Certification Problem

Input (TPDB SRS_Relative/Waldmann_19/random-145)

The relative rewrite relation R/S is considered where R is the following TRS

a(b(c(x1)))	→	c(b(c(x1)))	(1)
c(b(c(x1)))	→	a(c(b(x1)))	(2)
b(c(c(x1)))	→	b(b(b(x1)))	(3)
b(b(a(x1)))	→	b(c(a(x1)))	(4)

and S is the following TRS.

a(c(a(x1)))	→	a(b(a(x1)))	(5)
a(b(b(x1)))	→	c(c(c(x1)))	(6)

Property / Task

Prove or disprove termination.

Answer / Result

Yes.

Proof (by AProVE @ termCOMP 2023)

1 Rule Removal

Using the matrix interpretations of dimension 3 with strict dimension 1 over the integers

[a(x₁)]

2	0	2
0	0	0
0	0	2

· x₁

[b(x₁)]

2	0	0
0	0	0
0	0	0

· x₁

[c(x₁)]

2	0	0
0	0	0
0	2	0

· x₁

all of the following rules can be deleted.
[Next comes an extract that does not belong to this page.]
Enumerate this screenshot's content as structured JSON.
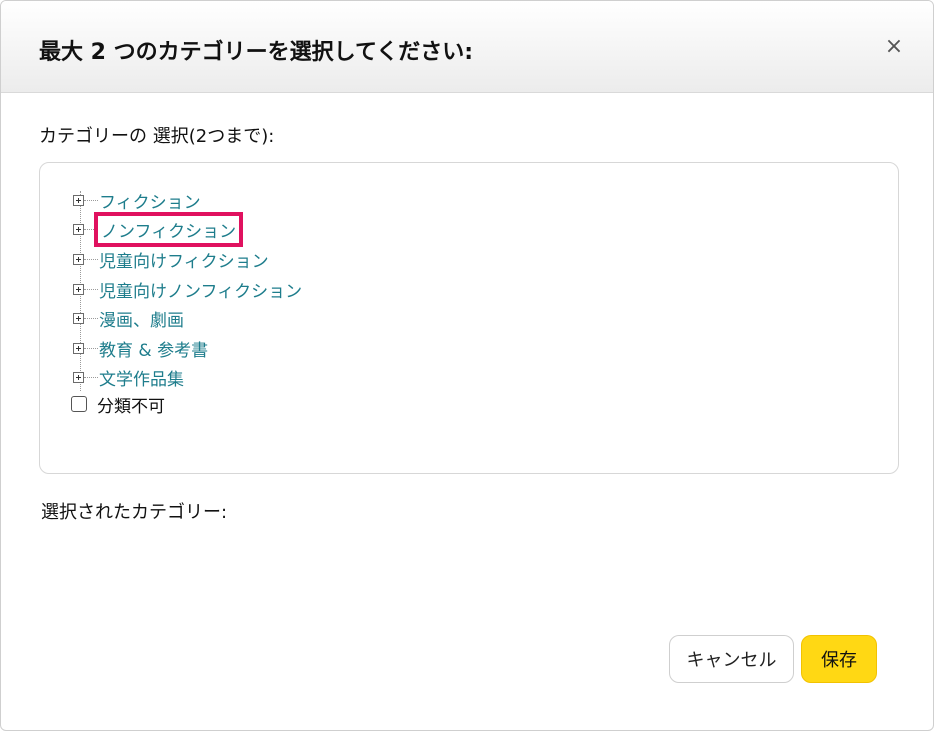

a(b(c(x1)))	→	c(b(c(x1)))	(1)
a(b(b(x1)))	→	c(c(c(x1)))	(6)

1.1 Rule Removal

Using the linear polynomial interpretation over the naturals

[c(x₁)]	=	1 + 1 · x₁
[b(x₁)]	=	1 + 1 · x₁
[a(x₁)]	=	1 · x₁

all of the following rules can be deleted.

c(b(c(x1)))

→

a(c(b(x1)))

(2)

1.1.1 Rule Removal

Using the matrix interpretations of dimension 2 with strict dimension 1 over the integers

[b(x₁)]

1	0
0	0

· x₁

[c(x₁)]

1	2
0	0

· x₁

[a(x₁)]

1	0
0	0

· x₁

all of the following rules can be deleted.

b(c(c(x1)))

→

b(b(b(x1)))

(3)

1.1.1.1 Rule Removal

Using the matrix interpretations of dimension 2 with strict dimension 1 over the integers

[b(x₁)]

2	2
0	0

· x₁

[a(x₁)]

1	0
1	0

· x₁

[c(x₁)]

2	2
0	0

· x₁

all of the following rules can be deleted.

b(b(a(x1)))

→

b(c(a(x1)))

(4)

1.1.1.1.1 R is empty

There are no rules in the TRS. Hence, it is terminating.